La Lega saluta e se ne va
Il Carroccio si chiama fuori dalla giunta: posizioni inconciliabili, manca la fiudcia
La Lega Nord è fuori. Con un duro comunicato diffuso nella giornata di ieri, domenica 11 marzo, il segretario cittadino del Carroccio, Sandro Rech, ha reso nota la posizione dei padani gallaratesi dopo il terremoto seguito all’allontanamento dall’esecutivo cittadino di Giorgio Caielli, ex assessore alla Sicurezza. La Lega ritirerà, salvo decisioni alternative dell’interessato, anche la delega di Roberto Bongini, assessore ai Servizi Sociali: Bongini dopo il consiglio comunale dello scorso lunedì aveva incontrato il sindaco Nicola Mucci ed era rimasto al proprio posto. Ora potrebbe abbandonare la poltrona che occupa da 6 anni, ma non è detta l’ultima parola: Bongini potrebbe infatti, stando alle indiscrezioni, accettare un incarico da tecnico, con conseguenze tutte da valutare per quanto riguarda la sua permanenza nel Carroccio.

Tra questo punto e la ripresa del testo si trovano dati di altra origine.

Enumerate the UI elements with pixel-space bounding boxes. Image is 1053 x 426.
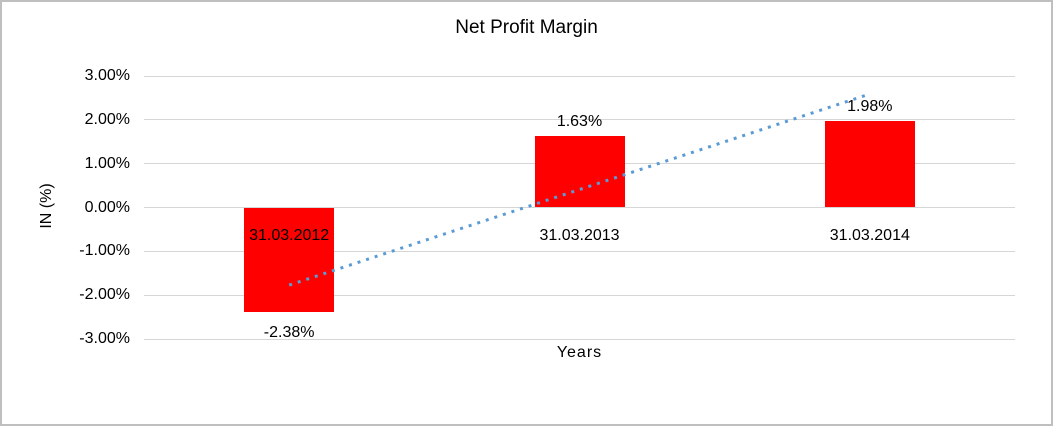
y-axis-title: IN (%) — [38, 183, 55, 229]
gridline — [144, 75, 1015, 77]
y-tick-label: -1.00% — [79, 242, 130, 260]
y-tick-label: -3.00% — [79, 330, 130, 347]
y-tick-label: 3.00% — [84, 67, 130, 84]
chart-title: Net Profit Margin — [455, 17, 598, 38]
y-tick-label: 1.00% — [84, 154, 130, 172]
trendline-svg — [288, 92, 871, 287]
bar-data-label: -2.38% — [263, 323, 315, 341]
category-label: 31.03.2014 — [829, 226, 910, 244]
bar — [534, 136, 625, 208]
bar-data-label: 1.63% — [556, 113, 603, 131]
x-axis-title: Years — [556, 344, 603, 361]
category-label: 31.03.2012 — [249, 226, 330, 244]
bar — [244, 207, 335, 312]
y-tick-label: 0.00% — [84, 198, 130, 216]
category-label: 31.03.2013 — [539, 226, 620, 244]
gridline — [144, 294, 1015, 296]
trendline — [288, 92, 871, 287]
gridline — [144, 250, 1015, 252]
y-tick-label: -2.00% — [79, 286, 130, 304]
plot-area: 31.03.2012 -2.38% 31.03.2013 1.63% 31.03.201… — [144, 75, 1015, 341]
gridline — [144, 207, 1015, 208]
bar-data-label: 1.98% — [847, 97, 893, 115]
bar — [824, 120, 915, 208]
gridline — [144, 338, 1015, 340]
gridline — [144, 119, 1015, 121]
y-tick-label: 2.00% — [84, 110, 130, 128]
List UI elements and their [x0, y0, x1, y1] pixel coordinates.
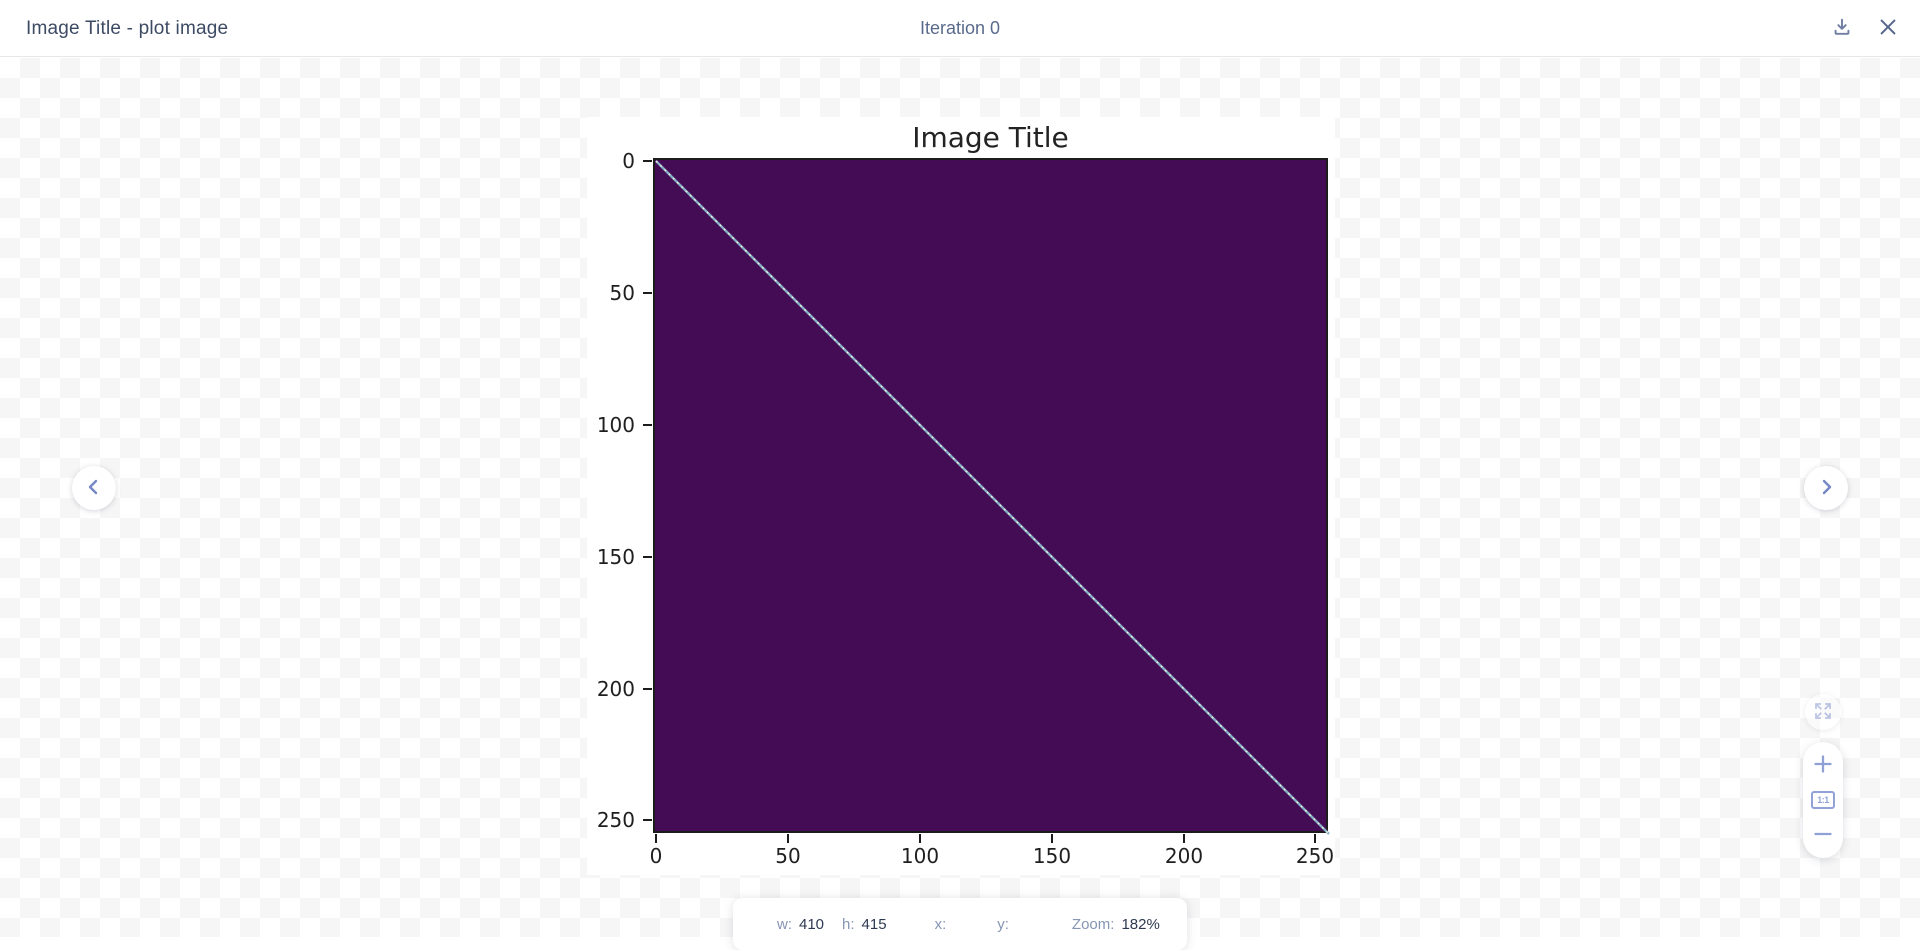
prev-image-button[interactable]	[72, 466, 116, 510]
x-tick-mark	[787, 834, 789, 843]
plot-axes: 0 50 100 150 200 250 0 50 100 150 200 25…	[597, 149, 1334, 868]
y-tick-mark	[643, 160, 652, 162]
y-tick-mark	[643, 556, 652, 558]
status-height: h: 415	[842, 915, 887, 933]
fullscreen-button[interactable]	[1805, 694, 1841, 730]
window-title: Image Title - plot image	[26, 18, 229, 39]
status-bar: w: 410 h: 415 x: y: Zoom: 182%	[733, 898, 1187, 950]
x-tick-mark	[919, 834, 921, 843]
y-tick-mark	[643, 292, 652, 294]
top-bar: Image Title - plot image Iteration 0	[0, 0, 1920, 57]
status-y: y:	[997, 915, 1009, 933]
y-tick-label: 200	[596, 677, 635, 701]
one-to-one-icon: 1:1	[1811, 791, 1835, 809]
zoom-in-button[interactable]	[1808, 752, 1838, 778]
plot-image[interactable]: Image Title 0 50 100 150 200 250	[587, 117, 1335, 875]
topbar-actions	[1824, 0, 1906, 57]
x-tick-mark	[1183, 834, 1185, 843]
zoom-controls: 1:1	[1803, 742, 1843, 858]
y-tick-mark	[643, 688, 652, 690]
y-tick-label: 0	[622, 149, 635, 173]
iteration-label: Iteration 0	[919, 18, 1001, 38]
x-tick-label: 100	[900, 844, 940, 868]
y-tick-label: 250	[596, 808, 635, 832]
y-tick-label: 50	[609, 281, 635, 305]
expand-arrows-icon	[1814, 702, 1832, 723]
y-tick-mark	[643, 819, 652, 821]
x-tick-label: 150	[1032, 844, 1072, 868]
x-tick-mark	[1051, 834, 1053, 843]
x-tick-label: 0	[649, 844, 663, 868]
x-tick-label: 250	[1295, 844, 1335, 868]
status-zoom: Zoom: 182%	[1071, 915, 1160, 933]
plus-icon	[1813, 754, 1833, 777]
download-button[interactable]	[1824, 11, 1860, 47]
y-tick-label: 150	[596, 545, 635, 569]
minus-icon	[1813, 824, 1833, 847]
actual-size-button[interactable]: 1:1	[1808, 787, 1838, 813]
x-tick-mark	[1314, 834, 1316, 843]
status-width: w: 410	[777, 915, 825, 933]
y-tick-label: 100	[596, 413, 635, 437]
close-icon	[1877, 16, 1899, 41]
plot-title: Image Title	[912, 121, 1069, 154]
x-tick-label: 200	[1164, 844, 1204, 868]
x-tick-mark	[655, 834, 657, 843]
y-tick-mark	[643, 424, 652, 426]
chevron-right-icon	[1815, 476, 1837, 501]
close-button[interactable]	[1870, 11, 1906, 47]
image-viewer-canvas[interactable]: Image Title 0 50 100 150 200 250	[0, 58, 1920, 950]
x-tick-label: 50	[775, 844, 801, 868]
zoom-out-button[interactable]	[1808, 822, 1838, 848]
next-image-button[interactable]	[1804, 466, 1848, 510]
status-x: x:	[934, 915, 947, 933]
diagonal-line	[655, 160, 1330, 835]
download-icon	[1831, 16, 1853, 41]
chevron-left-icon	[83, 476, 105, 501]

La decisione di ritirare anche l’altro assessore leghista è stata presa dopo l’incontro di sabato 10 marzo con le forze di maggioranza (Forza Italia, Udc, Alleanza Nazionale, Dc-Nuovo Psi): inconciliabili le posizioni dei padani con gli ormai ex colleghi di giunta. Nella nota diffusa da Rech si fa riferimento ad una lunga lista di “incomprensioni” tra la Lega e gli alleati che vanno dalla moschea ai programmi integrati di intervento passando attraverso le decisioni urbanistiche e alla proposta di costruzione di un campo nomadi. A non andare giù ai leghisti gallaratesi il siluramento di Caielli, secondo i padani non giustificato da Mucci e interpretato come una “rappresaglia politica nei confronti di un uomo che, a detta di tutti e anche dello stesso Sig. Sindaco, si è sempre comportato in maniera seria, capace e propositiva nello svolgere il compito assegnatogli ma è risultato, purtroppo, reo di seguire le indicazioni della segreteria politica della Lega Nord”.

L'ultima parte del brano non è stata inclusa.